Il n’est pas sûr que Mitterrand veuille participer à une opération de ce genre.
À la fin de son propos, Boumédiène parle de « demain, la gauche française au pouvoir ». Il sous-entend donc que la gauche l’emportera en 1978. C’est alors que Bouteflika reprend la parole avec aplomb pour dispenser ses conseils : « L’union de la gauche, dit-il à Mitterrand, c’est très bien ; mais il y a des gaullistes que vous devriez récupérer à vos côtés. »
« Bref, dit Gilles Martinet, qui me résume l’entrevue, les Algériens nous demandent de faire un compromis historique incluant les communistes, les socialistes et les gaullistes ! »
Le soir, à la réception donnée à l’hôtel El-Aurassi, au-dessus de la grand-place où se sont déchaînées les émeutes algéroises de 1958, je peux approcher Mitterrand d’assez près pour lui poser des questions de politique intérieure française. Nous parlons de l’émission qui l’opposera dans quelques jours au ministre des Finances Jean-Pierre Fourcade. Le connaît-il ? Il rigole : « Il a l’impression d’avoir déjà échangé des arguments avec moi. Mais quand ? Je n’en ai aucun souvenir. Il faut croire que je lui ai laissé une impression extraordinaire ! »
Comment prépare-t-il cette émission ? Là, il rit carrément : « Vous voudriez que je bachote ? »

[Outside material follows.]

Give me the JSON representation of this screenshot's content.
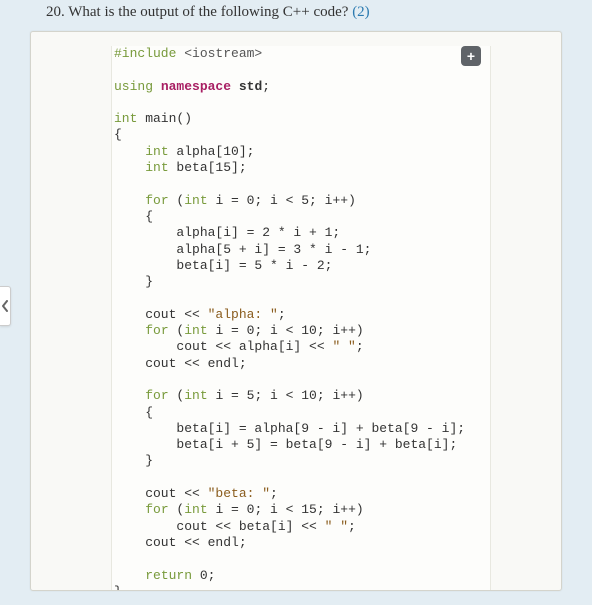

Il espère cependant que le débat ne se limitera pas à un échange de chiffres. « Je me suis aperçu, raconte-t-il, que les discussions économiques au plus haut niveau se terminaient toujours de la même façon : en 1947, j’ai assisté comme ministre des Anciens Combattants à une discussion entre les plus grands économistes. Au bout de quelques heures, j’ai pris une assurance énorme en me rendant compte que tout cela débouchait immanquablement sur l’augmentation des taxes sur l’alcool et le tabac ! Fourcade aussi : il finit toujours par augmenter le tabac ! »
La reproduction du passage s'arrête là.